With Elastic, you could do this by:

  1. create the rule from step 3 (optionally as a building_block_rule to keep noise down)
  2. create a separate sequence based rule that looks for the new term then the suspicious activity
    • to simplify this, you can create another building_block_rule for suspicious activity
sequence by host.id, user.id, process.name with maxspan=25m
  [alert where rule.id == <new_term_rule_step3>]
  [alert where rule.id == <suspicious_rule_step4>]

A5. New executable + known RMM + alert

search

Similar to step 4 except referencing actual alerts for the second part of the sequence

sequence by host.id, user.id, process.name with maxspan=25m
  [alert where rule.id == <new_term_rule_step3>]
  [alert where true]

Leaving subquery 2 generic is a great option, since a newly occurring RMM would be suspicious in this case. It can be tightened down with a few options:

  • limiting query 2 to certain techniques or subtechniques
  • add additional logic to query 2 from the raw alert results, or even a subset of alerts
  • adding additional queries to the sequence to express a more progressed attack

B1. Logic for generic RMM behaviors

Rather than using statically defined RMM artifacts based on observations, this entails building out generic logic to identify them.
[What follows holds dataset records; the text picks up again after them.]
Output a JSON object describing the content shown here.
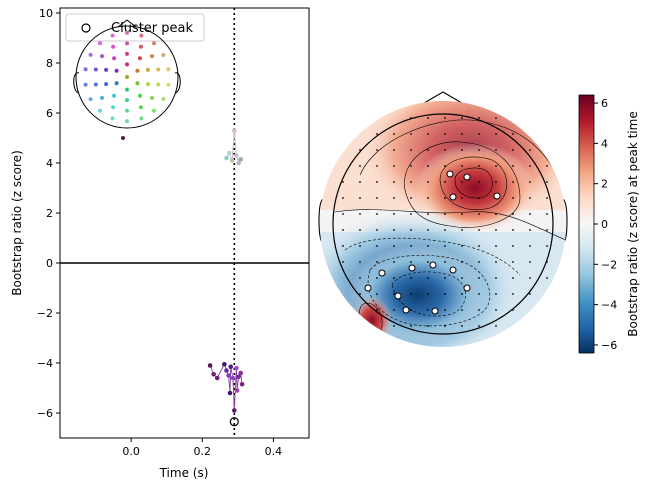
{
  "chart_data": [
    {
      "type": "scatter",
      "xlabel": "Time (s)",
      "ylabel": "Bootstrap ratio (z score)",
      "xlim": [
        -0.2,
        0.5
      ],
      "ylim": [
        -7,
        10.2
      ],
      "xticks": [
        0.0,
        0.2,
        0.4
      ],
      "yticks": [
        -6,
        -4,
        -2,
        0,
        2,
        4,
        6,
        8,
        10
      ],
      "xtick_labels": [
        "0.0",
        "0.2",
        "0.4"
      ],
      "ytick_labels": [
        "−6",
        "−4",
        "−2",
        "0",
        "2",
        "4",
        "6",
        "8",
        "10"
      ],
      "zero_line": 0,
      "peak_time": 0.29,
      "legend": {
        "label": "Cluster peak",
        "placement": "top-left"
      },
      "cluster_peak": {
        "x": 0.29,
        "y": -6.35
      },
      "series": [
        {
          "points": [
            {
              "x": 0.268,
              "y": 4.2,
              "color": "#8fd0c8"
            },
            {
              "x": 0.276,
              "y": 4.4,
              "color": "#a7d8cf"
            },
            {
              "x": 0.284,
              "y": 4.1,
              "color": "#b9c4a8"
            },
            {
              "x": 0.29,
              "y": 5.3,
              "color": "#d0b8c8"
            },
            {
              "x": 0.296,
              "y": 4.3,
              "color": "#c2bfd4"
            },
            {
              "x": 0.302,
              "y": 4.0,
              "color": "#b7b7c3"
            },
            {
              "x": 0.308,
              "y": 4.15,
              "color": "#9fa6b0"
            }
          ]
        },
        {
          "points": [
            {
              "x": 0.222,
              "y": -4.1,
              "color": "#5a1848"
            },
            {
              "x": 0.232,
              "y": -4.45,
              "color": "#7a1e6a"
            },
            {
              "x": 0.242,
              "y": -4.6,
              "color": "#6c1b7e"
            },
            {
              "x": 0.262,
              "y": -4.05,
              "color": "#3c1a78"
            },
            {
              "x": 0.268,
              "y": -4.3,
              "color": "#5a2ea0"
            },
            {
              "x": 0.274,
              "y": -4.5,
              "color": "#7d3fb8"
            },
            {
              "x": 0.28,
              "y": -4.15,
              "color": "#4a1f8a"
            },
            {
              "x": 0.286,
              "y": -4.6,
              "color": "#8e44c0"
            },
            {
              "x": 0.29,
              "y": -5.9,
              "color": "#5b1a6a"
            },
            {
              "x": 0.296,
              "y": -4.2,
              "color": "#a24dc6"
            },
            {
              "x": 0.302,
              "y": -4.55,
              "color": "#6a2aa6"
            },
            {
              "x": 0.308,
              "y": -4.4,
              "color": "#8b2f8f"
            },
            {
              "x": 0.312,
              "y": -4.85,
              "color": "#7b1f7f"
            },
            {
              "x": 0.278,
              "y": -5.2,
              "color": "#4b1470"
            },
            {
              "x": 0.298,
              "y": -5.1,
              "color": "#a040b0"
            }
          ]
        }
      ]
    },
    {
      "type": "heatmap",
      "colorbar_label": "Bootstrap ratio (z score) at peak time",
      "clim": [
        -6.4,
        6.4
      ],
      "colorbar_ticks": [
        -6,
        -4,
        -2,
        0,
        2,
        4,
        6
      ],
      "colorbar_tick_labels": [
        "−6",
        "−4",
        "−2",
        "0",
        "2",
        "4",
        "6"
      ],
      "colormap": "RdBu_r",
      "colors": {
        "min": "#053061",
        "mid": "#f7f7f7",
        "max": "#67001f"
      }
    }
  ]
}
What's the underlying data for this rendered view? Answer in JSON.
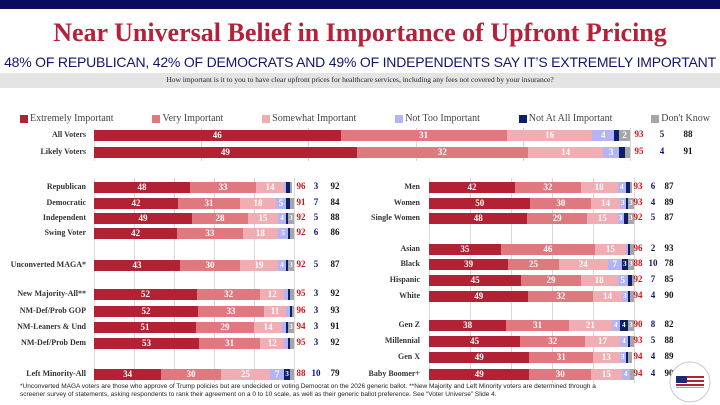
{
  "header": {
    "title": "Near Universal Belief in Importance of Upfront Pricing",
    "subtitle": "48% OF REPUBLICAN, 42% OF DEMOCRATS AND 49% OF INDEPENDENTS SAY IT’S EXTREMELY IMPORTANT",
    "question": "How important is it to you to have clear upfront prices for healthcare services, including any fees not covered by your insurance?"
  },
  "chart_data": {
    "type": "bar",
    "orientation": "horizontal-stacked",
    "legend": [
      {
        "label": "Extremely Important",
        "color": "#b22234"
      },
      {
        "label": "Very Important",
        "color": "#e07880"
      },
      {
        "label": "Somewhat Important",
        "color": "#f0adb3"
      },
      {
        "label": "Not Too Important",
        "color": "#b2b4f5"
      },
      {
        "label": "Not At All Important",
        "color": "#0c1f6b"
      },
      {
        "label": "Don't Know",
        "color": "#a6a6a6"
      }
    ],
    "summary_colors": [
      "#d4121e",
      "#14146b",
      "#111111"
    ],
    "groups": [
      {
        "panel": "wide",
        "rows": [
          {
            "label": "All Voters",
            "values": [
              46,
              31,
              16,
              4,
              1,
              2
            ],
            "summary": [
              93,
              5,
              88
            ]
          },
          {
            "label": "Likely Voters",
            "values": [
              49,
              32,
              14,
              3,
              1,
              1
            ],
            "summary": [
              95,
              4,
              91
            ]
          }
        ]
      },
      {
        "panel": "left",
        "rows": [
          {
            "label": "Republican",
            "values": [
              48,
              33,
              14,
              1,
              2,
              1
            ],
            "summary": [
              96,
              3,
              92
            ]
          },
          {
            "label": "Democratic",
            "values": [
              42,
              31,
              18,
              5,
              2,
              2
            ],
            "summary": [
              91,
              7,
              84
            ]
          },
          {
            "label": "Independent",
            "values": [
              49,
              28,
              15,
              4,
              1,
              3
            ],
            "summary": [
              92,
              5,
              88
            ]
          },
          {
            "label": "Swing Voter",
            "values": [
              42,
              33,
              18,
              5,
              1,
              2
            ],
            "summary": [
              92,
              6,
              86
            ]
          },
          {
            "label": "Unconverted MAGA*",
            "values": [
              43,
              30,
              19,
              4,
              1,
              3
            ],
            "summary": [
              92,
              5,
              87
            ]
          },
          {
            "label": "New Majority-All**",
            "values": [
              52,
              32,
              12,
              2,
              1,
              2
            ],
            "summary": [
              95,
              3,
              92
            ]
          },
          {
            "label": "NM-Def/Prob GOP",
            "values": [
              52,
              33,
              11,
              2,
              1,
              1
            ],
            "summary": [
              96,
              3,
              93
            ]
          },
          {
            "label": "NM-Leaners & Und",
            "values": [
              51,
              29,
              14,
              2,
              1,
              3
            ],
            "summary": [
              94,
              3,
              91
            ]
          },
          {
            "label": "NM-Def/Prob Dem",
            "values": [
              53,
              31,
              12,
              2,
              1,
              2
            ],
            "summary": [
              95,
              3,
              92
            ]
          },
          {
            "label": "Left Minority-All",
            "values": [
              34,
              30,
              25,
              7,
              3,
              2
            ],
            "summary": [
              88,
              10,
              79
            ]
          }
        ]
      },
      {
        "panel": "right",
        "rows": [
          {
            "label": "Men",
            "values": [
              42,
              32,
              18,
              4,
              2,
              1
            ],
            "summary": [
              93,
              6,
              87
            ]
          },
          {
            "label": "Women",
            "values": [
              50,
              30,
              14,
              3,
              1,
              3
            ],
            "summary": [
              93,
              4,
              89
            ]
          },
          {
            "label": "Single Women",
            "values": [
              48,
              29,
              15,
              3,
              2,
              3
            ],
            "summary": [
              92,
              5,
              87
            ]
          },
          {
            "label": "Asian",
            "values": [
              35,
              46,
              15,
              1,
              1,
              2
            ],
            "summary": [
              96,
              2,
              93
            ]
          },
          {
            "label": "Black",
            "values": [
              39,
              25,
              24,
              7,
              3,
              3
            ],
            "summary": [
              88,
              10,
              78
            ]
          },
          {
            "label": "Hispanic",
            "values": [
              45,
              29,
              18,
              5,
              2,
              1
            ],
            "summary": [
              92,
              7,
              85
            ]
          },
          {
            "label": "White",
            "values": [
              49,
              32,
              14,
              3,
              1,
              2
            ],
            "summary": [
              94,
              4,
              90
            ]
          },
          {
            "label": "Gen Z",
            "values": [
              38,
              31,
              21,
              4,
              4,
              3
            ],
            "summary": [
              90,
              8,
              82
            ]
          },
          {
            "label": "Millennial",
            "values": [
              45,
              32,
              17,
              4,
              1,
              2
            ],
            "summary": [
              93,
              5,
              88
            ]
          },
          {
            "label": "Gen X",
            "values": [
              49,
              31,
              13,
              3,
              1,
              2
            ],
            "summary": [
              94,
              4,
              89
            ]
          },
          {
            "label": "Baby Boomer+",
            "values": [
              49,
              30,
              15,
              4,
              0,
              2
            ],
            "summary": [
              94,
              4,
              90
            ]
          }
        ]
      }
    ]
  },
  "footnote": "*Unconverted MAGA voters are those who approve of Trump policies but are undecided or voting Democrat on the 2026 generic ballot. **New Majority and Left Minority voters are determined through a screener survey of statements, asking respondents to rank their agreement on a 0 to 10 scale, as well as their generic ballot preference. See “Voter Universe” Slide 4.",
  "logo_text": "America's New Majority Project"
}
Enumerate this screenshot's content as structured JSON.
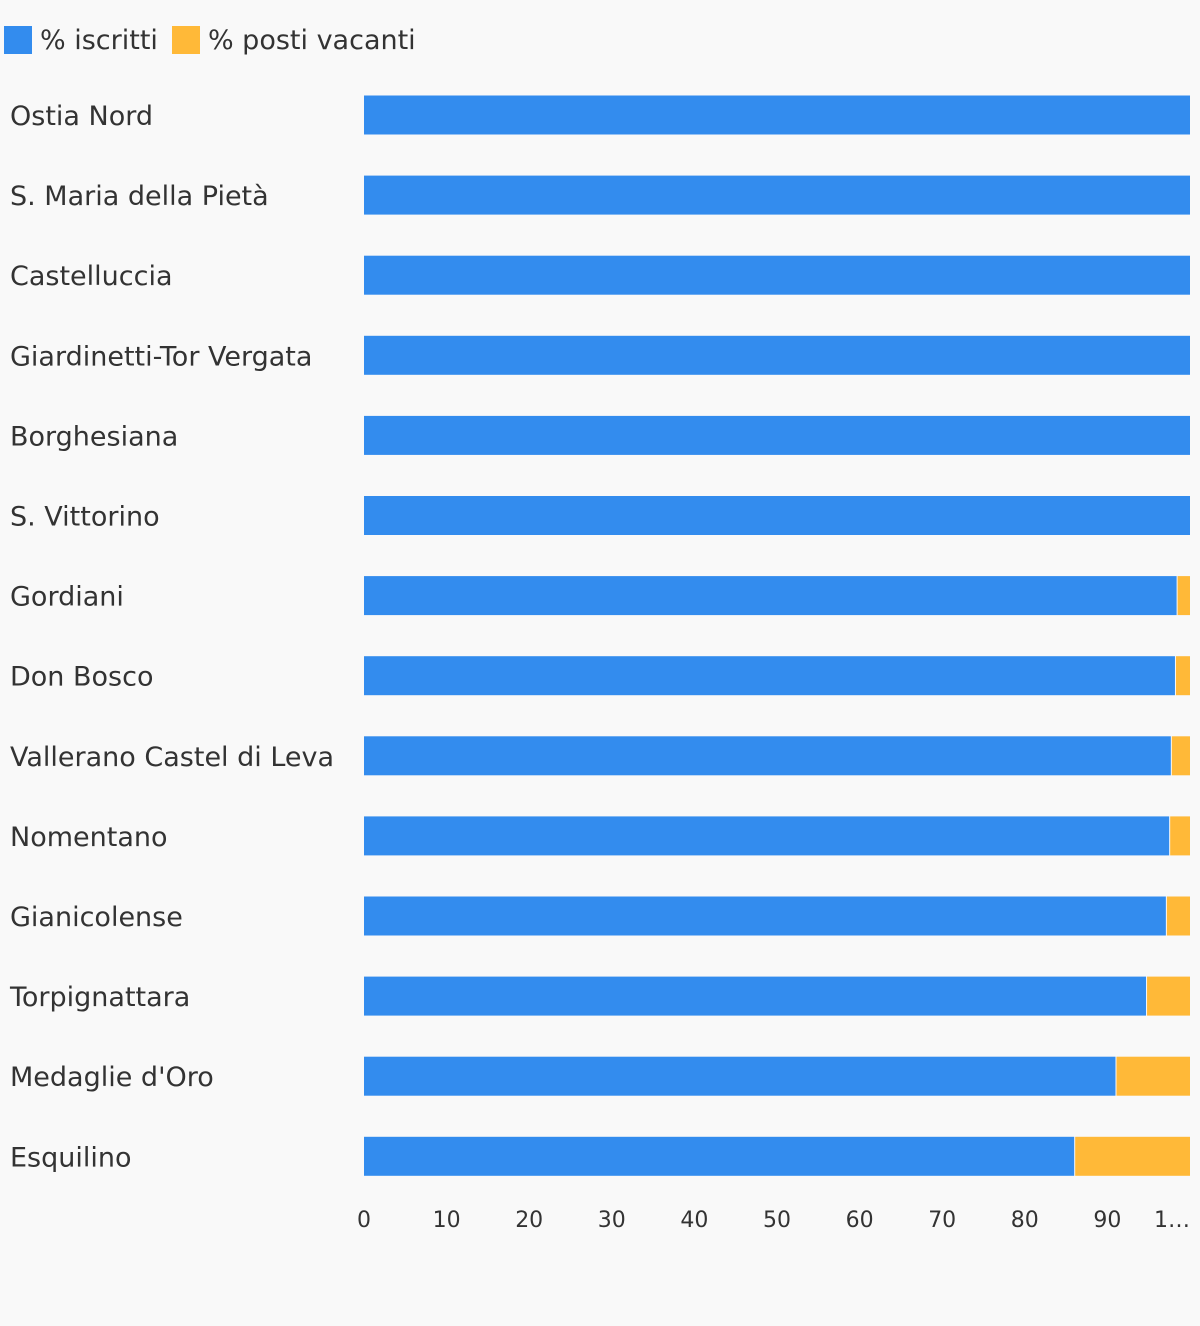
{
  "chart_data": {
    "type": "bar",
    "orientation": "horizontal",
    "stacked": true,
    "categories": [
      "Ostia Nord",
      "S. Maria della Pietà",
      "Castelluccia",
      "Giardinetti-Tor Vergata",
      "Borghesiana",
      "S. Vittorino",
      "Gordiani",
      "Don Bosco",
      "Vallerano Castel di Leva",
      "Nomentano",
      "Gianicolense",
      "Torpignattara",
      "Medaglie d'Oro",
      "Esquilino"
    ],
    "series": [
      {
        "name": "% iscritti",
        "color": "#338cee",
        "values": [
          100,
          100,
          100,
          100,
          100,
          100,
          98.5,
          98.3,
          97.8,
          97.6,
          97.2,
          94.8,
          91.1,
          86.1
        ]
      },
      {
        "name": "% posti vacanti",
        "color": "#ffb938",
        "values": [
          0,
          0,
          0,
          0,
          0,
          0,
          1.5,
          1.7,
          2.2,
          2.4,
          2.8,
          5.2,
          8.9,
          13.9
        ]
      }
    ],
    "xlim": [
      0,
      100
    ],
    "x_ticks": [
      "0",
      "10",
      "20",
      "30",
      "40",
      "50",
      "60",
      "70",
      "80",
      "90",
      "1…"
    ],
    "grid": false,
    "legend": "top-left",
    "title": "",
    "xlabel": "",
    "ylabel": ""
  }
}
This is a much greater challenge, especially due to their legitimate nature. Additional features such as ML, entity analytics, and other aggregation based searching make a significant difference here.

Once a dynamic method is defined, then steps 2-5 apply, creating a sustainable detection approach.

I think it is doable from a purely rule-based approach, but I will return to this a bit later …

Also, with the Elastic ES|QL piped language, these become much more feasible within a single rule.